For the Time Series class I took in Spring 2020, our final project was to analyze an anonymized stock price, and predict its future performance. We explored a bunch of different models, ranging from parametric models to SARIMA to basic differencing. We combined all of our findings into a professional-style report, and summarized our findings in a silly blog post. Our model predicted future prices better than at least two-thirds of the class! Not only was this an exercise in different modeling techniques, but in Markdown and \(\LaTeX\) syntax as well. Read our “blog” here, or our more detailed final report here, which also includes all of our R code.
For a class assignment, my group and I looked at the relationship between the existence of bike lanes and urban displacement, as measured by the Urban Displacement Project. I collected bike lane shapefiles from various city open data portals, which I then used to calculate the total length of bike lanes per census tract. My groupmates then used that information to look at potential associations with the typologies created by UDP. We then structured our results as a blog post, which you can read here.
For another assignment, my partner and I investigated factors affecting accessibility to BART, particularly looking at the location of the Warm Springs and Fremont stations. I built my own ArcGIS road network based on a county street centerlines shapefile, which I used to calculate distance and walking times to BART for various locations. We also used data from the American Community Survey to try to determine the makeup of the neighborhoods these stations serve. Read our post here.

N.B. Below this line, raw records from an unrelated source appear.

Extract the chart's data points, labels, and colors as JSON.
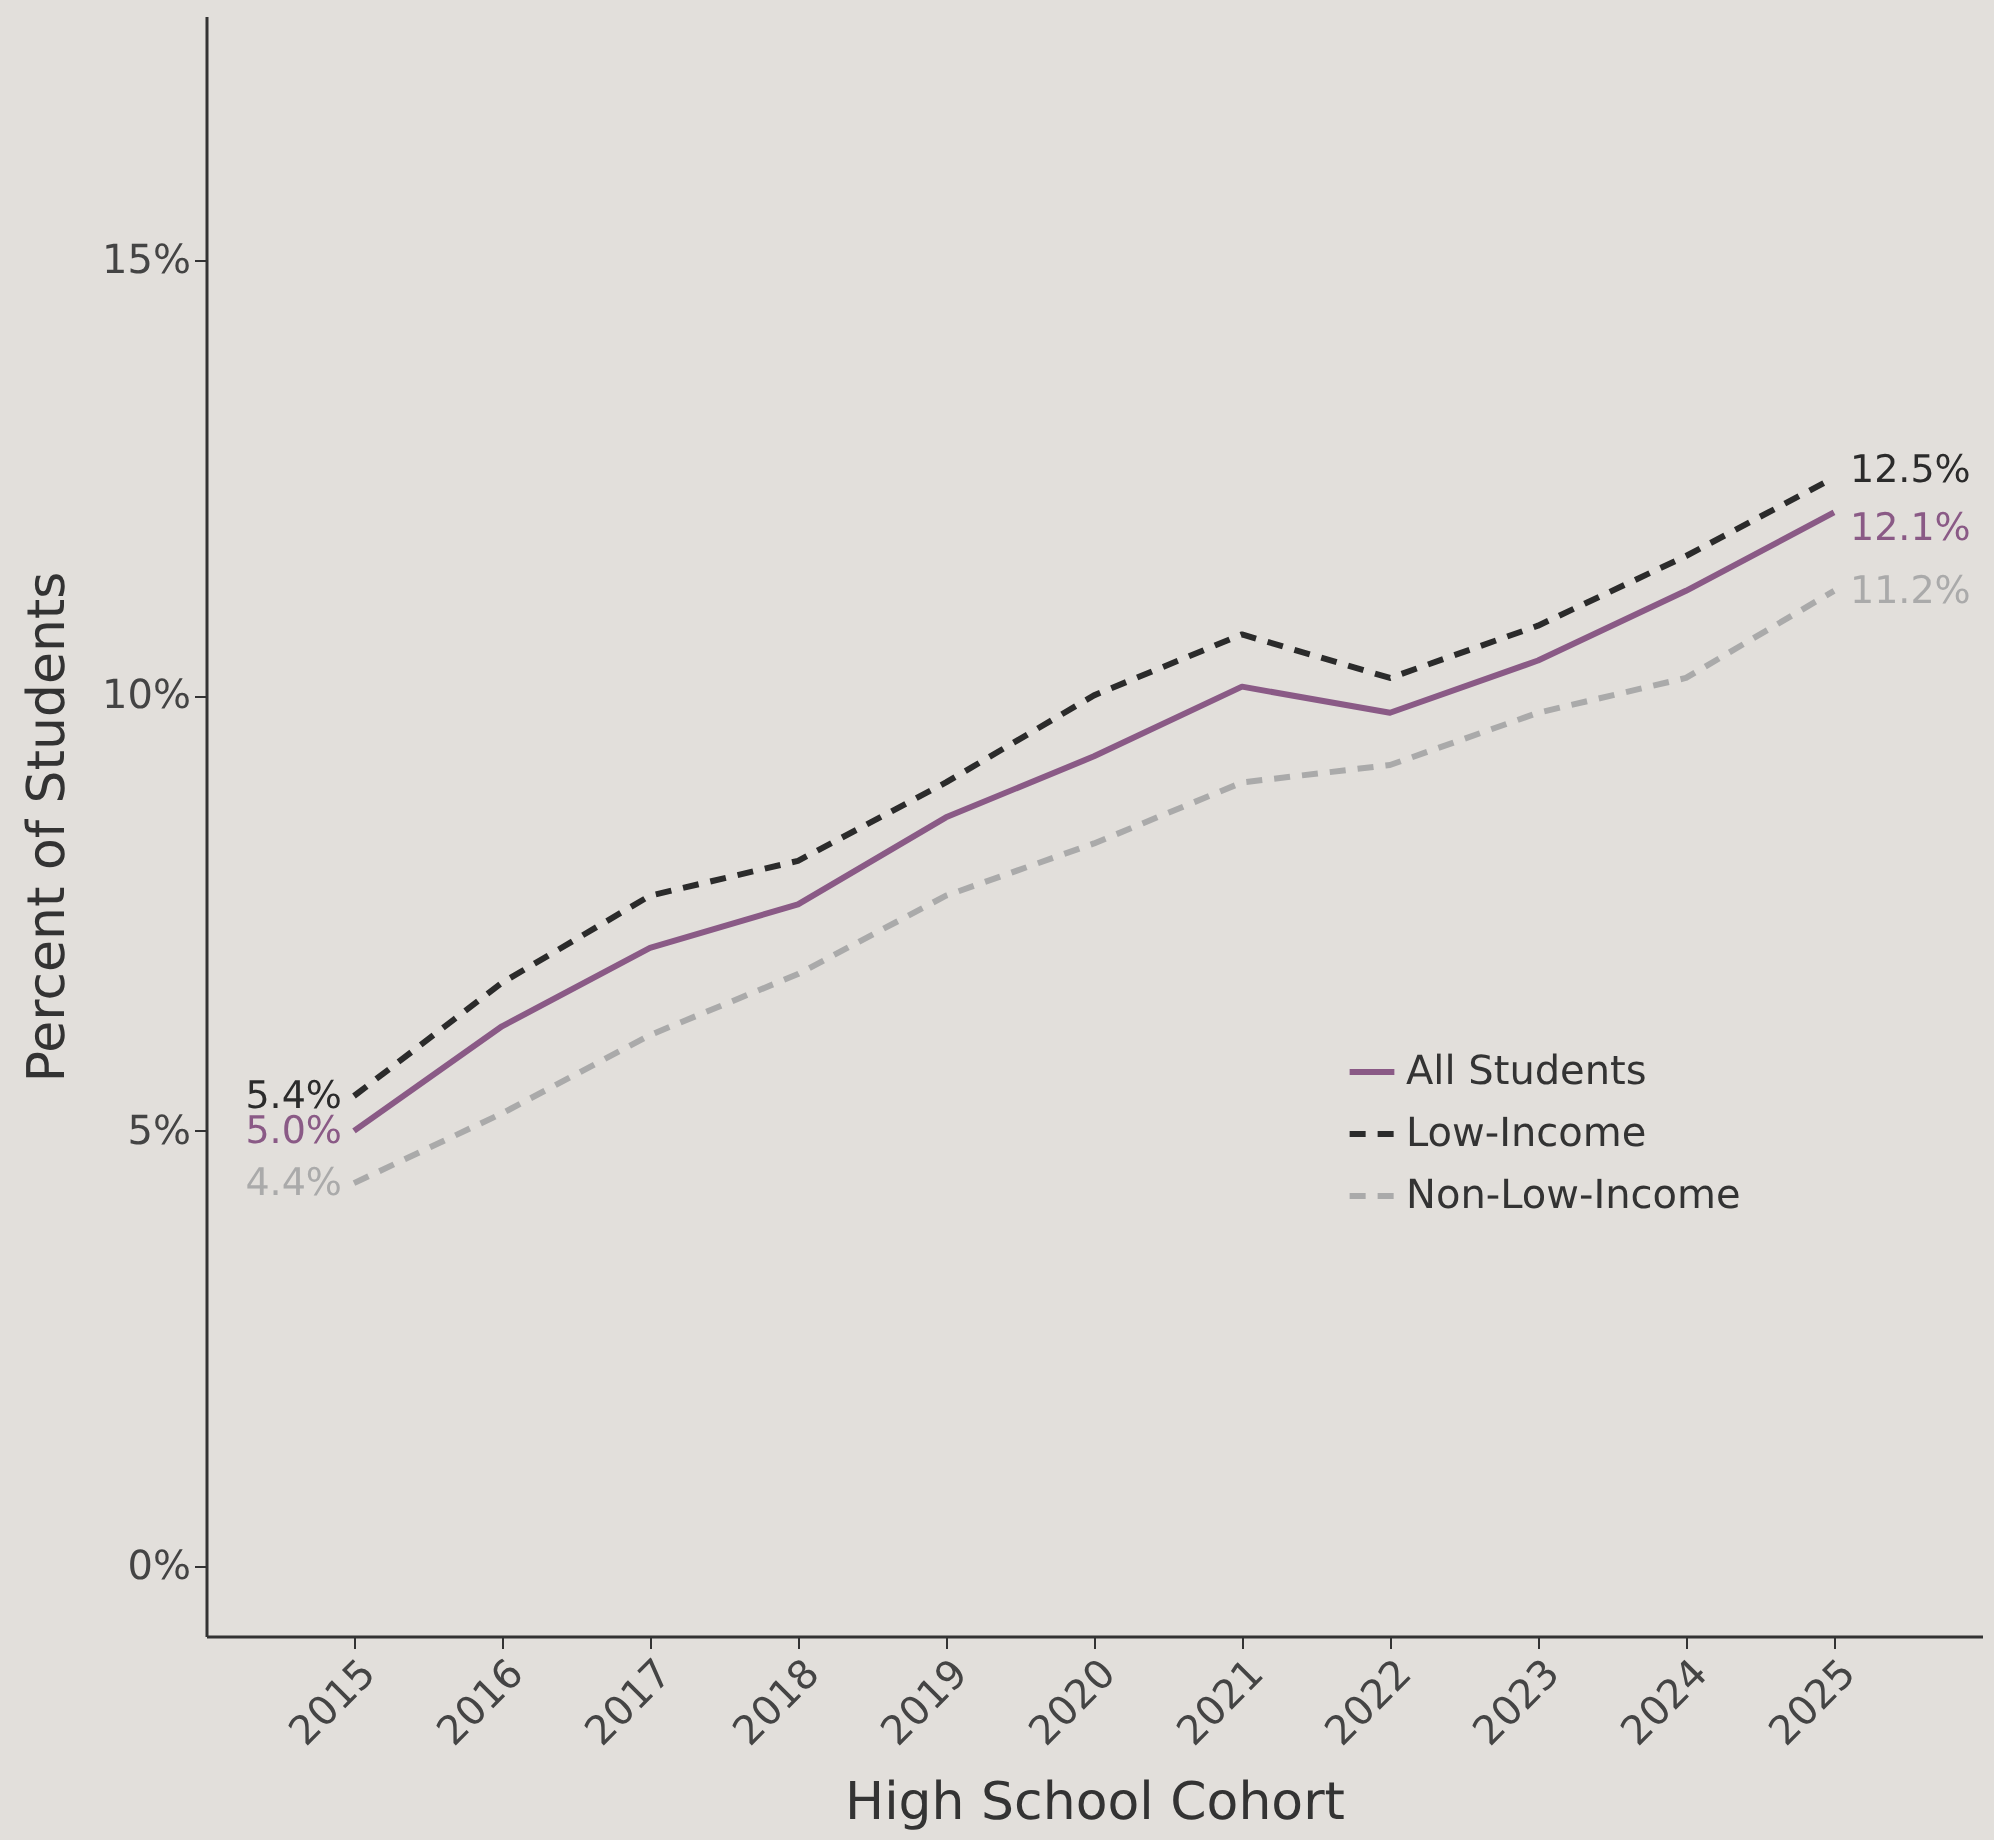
{
  "chart_data": {
    "type": "line",
    "xlabel": "High School Cohort",
    "ylabel": "Percent of Students",
    "categories": [
      "2015",
      "2016",
      "2017",
      "2018",
      "2019",
      "2020",
      "2021",
      "2022",
      "2023",
      "2024",
      "2025"
    ],
    "series": [
      {
        "name": "All Students",
        "color": "#8a5a86",
        "line_style": "solid",
        "values": [
          5.0,
          6.2,
          7.1,
          7.6,
          8.6,
          9.3,
          10.1,
          9.8,
          10.4,
          11.2,
          12.1
        ],
        "value_labels": [
          "5.0%",
          null,
          null,
          null,
          null,
          null,
          null,
          null,
          null,
          null,
          "12.1%"
        ]
      },
      {
        "name": "Low-Income",
        "color": "#2b2b2b",
        "line_style": "dashed",
        "values": [
          5.4,
          6.7,
          7.7,
          8.1,
          9.0,
          10.0,
          10.7,
          10.2,
          10.8,
          11.6,
          12.5
        ],
        "value_labels": [
          "5.4%",
          null,
          null,
          null,
          null,
          null,
          null,
          null,
          null,
          null,
          "12.5%"
        ]
      },
      {
        "name": "Non-Low-Income",
        "color": "#aaaaaa",
        "line_style": "dashed",
        "values": [
          4.4,
          5.2,
          6.1,
          6.8,
          7.7,
          8.3,
          9.0,
          9.2,
          9.8,
          10.2,
          11.2
        ],
        "value_labels": [
          "4.4%",
          null,
          null,
          null,
          null,
          null,
          null,
          null,
          null,
          null,
          "11.2%"
        ]
      }
    ],
    "ylim": [
      -0.8,
      17.8
    ],
    "yticks": [
      {
        "value": 0,
        "label": "0%"
      },
      {
        "value": 5,
        "label": "5%"
      },
      {
        "value": 10,
        "label": "10%"
      },
      {
        "value": 15,
        "label": "15%"
      }
    ],
    "legend": "bottom right"
  }
}
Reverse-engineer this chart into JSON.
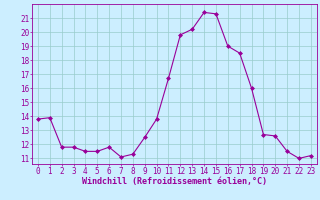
{
  "x": [
    0,
    1,
    2,
    3,
    4,
    5,
    6,
    7,
    8,
    9,
    10,
    11,
    12,
    13,
    14,
    15,
    16,
    17,
    18,
    19,
    20,
    21,
    22,
    23
  ],
  "y": [
    13.8,
    13.9,
    11.8,
    11.8,
    11.5,
    11.5,
    11.8,
    11.1,
    11.3,
    12.5,
    13.8,
    16.7,
    19.8,
    20.2,
    21.4,
    21.3,
    19.0,
    18.5,
    16.0,
    12.7,
    12.6,
    11.5,
    11.0,
    11.2
  ],
  "line_color": "#990099",
  "marker_color": "#990099",
  "bg_color": "#cceeff",
  "grid_color": "#99cccc",
  "xlabel": "Windchill (Refroidissement éolien,°C)",
  "ylabel_ticks": [
    11,
    12,
    13,
    14,
    15,
    16,
    17,
    18,
    19,
    20,
    21
  ],
  "xlim": [
    -0.5,
    23.5
  ],
  "ylim": [
    10.6,
    22.0
  ],
  "tick_color": "#990099",
  "tick_fontsize": 5.5,
  "xlabel_fontsize": 6.0
}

For my first city planning course, our term paper assignment was to pick a city and outlay a “vision” for how that city might look in 50 years. During one of our class discussions, a student mentioned they were considering Malta, and I decided to follow the microstate idea and picked Monaco. Monaco is unique in that it is very small, very rich, and its own country. Recently it has suffered from a severe lack of housing—even in the most expensive city in the world, demand is far exceeding supply. The city can’t grow outwards (it either hits water or an international border), and growing upwards would mean losing its charm, so I decided to base my vision around a radical underground housing plan. I reference other human underground spaces, such as in Montreal, and the informal underground housing market in China. While my plan is certainly quite unrealistic, this was quite a fun research exercise. I also got to improve my non-existent graphic design skills. No data science here, but still please read!